Hello, I'm still trying to improve perfs on a single GPU. I'll keep this issue updated if I find ways to do it.
In the mean time, try running on two GPUs, as the results have been reproduced by multiple people (including @zhl98 for openned this issue).
Hi,
Just a short update. I thought repeated augmentation could be the reason behind improved results in multi-GPU, so I ran it without RA, but I was still getting around 59% accuracy, which means that cannot be the reason. Please let us know if you were able to figure out how to make it work in single-GPU setting.

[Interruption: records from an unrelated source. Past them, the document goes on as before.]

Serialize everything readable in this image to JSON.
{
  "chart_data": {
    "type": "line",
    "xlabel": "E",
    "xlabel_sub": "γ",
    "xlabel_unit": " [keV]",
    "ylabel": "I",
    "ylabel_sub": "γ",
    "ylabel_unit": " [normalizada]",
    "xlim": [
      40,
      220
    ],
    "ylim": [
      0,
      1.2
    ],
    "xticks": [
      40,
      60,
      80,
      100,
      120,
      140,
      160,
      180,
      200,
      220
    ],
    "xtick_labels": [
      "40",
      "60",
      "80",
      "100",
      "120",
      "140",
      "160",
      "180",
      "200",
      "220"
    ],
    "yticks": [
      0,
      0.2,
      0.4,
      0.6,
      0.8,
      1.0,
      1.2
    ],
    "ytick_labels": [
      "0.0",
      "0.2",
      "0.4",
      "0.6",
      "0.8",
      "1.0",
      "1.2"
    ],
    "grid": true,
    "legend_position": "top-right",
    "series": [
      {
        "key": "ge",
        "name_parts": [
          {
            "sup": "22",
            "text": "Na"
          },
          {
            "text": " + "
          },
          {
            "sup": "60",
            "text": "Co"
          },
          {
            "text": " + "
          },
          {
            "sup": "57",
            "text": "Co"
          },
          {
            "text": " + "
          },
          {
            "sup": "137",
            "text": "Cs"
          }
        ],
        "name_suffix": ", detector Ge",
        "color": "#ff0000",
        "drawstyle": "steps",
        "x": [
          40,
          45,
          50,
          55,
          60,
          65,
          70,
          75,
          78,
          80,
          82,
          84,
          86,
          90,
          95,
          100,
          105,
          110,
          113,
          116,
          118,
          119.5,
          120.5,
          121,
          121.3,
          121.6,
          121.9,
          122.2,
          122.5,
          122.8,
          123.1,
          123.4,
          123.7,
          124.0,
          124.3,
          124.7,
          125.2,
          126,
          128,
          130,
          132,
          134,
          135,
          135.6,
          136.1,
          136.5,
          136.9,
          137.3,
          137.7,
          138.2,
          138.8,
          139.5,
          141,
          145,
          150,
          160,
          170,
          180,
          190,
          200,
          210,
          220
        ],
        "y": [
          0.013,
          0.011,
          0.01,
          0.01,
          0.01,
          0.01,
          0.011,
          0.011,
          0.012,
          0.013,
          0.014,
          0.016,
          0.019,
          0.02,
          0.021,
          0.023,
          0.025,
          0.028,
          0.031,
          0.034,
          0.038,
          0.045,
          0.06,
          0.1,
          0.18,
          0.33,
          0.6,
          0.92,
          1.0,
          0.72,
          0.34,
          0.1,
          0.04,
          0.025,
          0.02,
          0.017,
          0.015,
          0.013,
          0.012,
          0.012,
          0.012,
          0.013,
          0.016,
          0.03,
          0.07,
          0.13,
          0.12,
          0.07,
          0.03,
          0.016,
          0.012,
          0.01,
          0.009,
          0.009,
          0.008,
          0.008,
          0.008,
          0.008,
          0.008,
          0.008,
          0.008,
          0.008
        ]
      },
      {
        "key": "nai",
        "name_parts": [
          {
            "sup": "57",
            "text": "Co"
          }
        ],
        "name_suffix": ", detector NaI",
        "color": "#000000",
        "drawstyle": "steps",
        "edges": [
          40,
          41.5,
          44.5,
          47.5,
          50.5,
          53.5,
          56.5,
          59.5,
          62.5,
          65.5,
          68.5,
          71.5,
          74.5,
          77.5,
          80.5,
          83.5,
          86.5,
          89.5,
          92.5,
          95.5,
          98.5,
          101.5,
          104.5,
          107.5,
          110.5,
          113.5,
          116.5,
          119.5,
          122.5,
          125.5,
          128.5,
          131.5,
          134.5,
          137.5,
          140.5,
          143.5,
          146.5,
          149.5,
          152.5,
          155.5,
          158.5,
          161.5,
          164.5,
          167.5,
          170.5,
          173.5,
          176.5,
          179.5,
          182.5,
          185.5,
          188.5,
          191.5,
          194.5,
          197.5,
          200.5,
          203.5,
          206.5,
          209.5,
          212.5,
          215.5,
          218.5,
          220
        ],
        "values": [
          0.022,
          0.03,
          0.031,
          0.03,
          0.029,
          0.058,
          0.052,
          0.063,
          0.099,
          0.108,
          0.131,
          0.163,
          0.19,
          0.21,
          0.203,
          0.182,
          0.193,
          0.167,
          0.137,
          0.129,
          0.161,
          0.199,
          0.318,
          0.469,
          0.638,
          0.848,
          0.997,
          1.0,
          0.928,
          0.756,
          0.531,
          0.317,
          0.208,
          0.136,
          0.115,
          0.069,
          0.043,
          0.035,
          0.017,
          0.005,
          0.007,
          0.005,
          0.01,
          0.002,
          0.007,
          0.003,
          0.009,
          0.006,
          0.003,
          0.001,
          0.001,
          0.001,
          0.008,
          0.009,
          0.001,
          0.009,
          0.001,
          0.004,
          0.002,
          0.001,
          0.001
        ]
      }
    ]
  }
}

Yeah, I chatted with Hugo Touvron (the DeiT main author) and he also suggested RA. I've tried multi-gpu without RA and single-gpu with RA, and nothing significantly changed.
I'll keep you updated.
Accuracy variation is in major part explained in the following erratum.
We are trying to see how we could emulate our distributed memory (see erratum) in the single GPU setting.